Nggak lama kemudian, datanglah segelas es teh manis. Gulanya udah diaduk. Rasanya: nggak terlalu manis, nggak kurang manis juga. Pas. Menurutku. Enak. Seger.
Lagi asik-asik minum, eh, ada orang dateng.
“Kenalin, aku Dilan.”
Aku bingung. Siapa lu? kataku. Tapi dalam hati aja. Jadi nyatanya ya aku diem aja. Nggak enak gitu lho kalo diomongin. Hehe.
Dia cerita panjang lebar. Aku sih nyimak aja.
Dia bilang, waktu tahun 90-an, dia punya pacar, namanya Milea.
Dia cerita gimana dia pertama kali ketemu Milea.
Dia cerita waktu kasih kado ulang tahun Milea: buku TTS. Katanya: Selamat ulang tahun, Milea. ini hadiah untukmu, Cuma TTS. Tapi sudah kuisi semua. Aku sayang kamu. Aku tidak mau kamu pusing karena harus mengisinya.
Dia cerita juga soal cemburu. Katanya: Cemburu itu cuma buat orang yang nggak percaya diri. Nyatanya, waktu itu dia juga nggak percaya diri. Hihi.
Dan Dilan cerita tentang yang lain.
Setelah dia ngalor-ngidul, akhirnya aku beraniin ngomong ke dia.
“Dilan, kamu kayak es teh manis ini.
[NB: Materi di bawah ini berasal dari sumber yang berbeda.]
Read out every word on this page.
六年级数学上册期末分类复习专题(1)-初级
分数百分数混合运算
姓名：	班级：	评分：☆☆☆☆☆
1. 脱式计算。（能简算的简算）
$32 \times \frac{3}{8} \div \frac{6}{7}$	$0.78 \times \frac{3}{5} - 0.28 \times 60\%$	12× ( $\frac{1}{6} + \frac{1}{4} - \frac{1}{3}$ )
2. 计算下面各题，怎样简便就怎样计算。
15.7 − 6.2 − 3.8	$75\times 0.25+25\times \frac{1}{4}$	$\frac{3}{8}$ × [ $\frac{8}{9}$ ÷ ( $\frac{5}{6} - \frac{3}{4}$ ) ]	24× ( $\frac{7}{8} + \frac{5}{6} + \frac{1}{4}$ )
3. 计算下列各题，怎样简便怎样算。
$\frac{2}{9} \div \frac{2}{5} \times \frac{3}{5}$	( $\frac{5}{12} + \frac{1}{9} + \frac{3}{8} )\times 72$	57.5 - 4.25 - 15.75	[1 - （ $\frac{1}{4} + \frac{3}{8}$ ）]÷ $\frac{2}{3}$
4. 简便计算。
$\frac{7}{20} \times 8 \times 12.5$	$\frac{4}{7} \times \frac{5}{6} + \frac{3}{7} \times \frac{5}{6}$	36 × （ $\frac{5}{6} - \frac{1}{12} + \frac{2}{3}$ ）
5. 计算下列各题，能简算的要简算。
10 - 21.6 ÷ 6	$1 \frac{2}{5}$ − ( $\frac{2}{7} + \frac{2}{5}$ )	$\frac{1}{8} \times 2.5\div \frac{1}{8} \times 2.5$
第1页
Manis. Pas. Nggak lebih, nggak kurang. Diminum pas lagi haus. Tegukan pertama bikin seger. Begitu abis, pengen nambah lagi. Aku nggak kenal kamu. Tapi waktu aku denger cerita kamu, nggak tahu kenapa kayaknya menarik. Dan aku tertarik. Ceritamu bikin aku senyam-senyum sendiri. Ya, sendiri aja nggak ngajak kamu. Jadi ngayal. Ah, aku jadi pengen punya orang kayak Dilan.”
“Lho, kamu juga punya Dilan, tapi namanya bukan Dilan. Hehe.”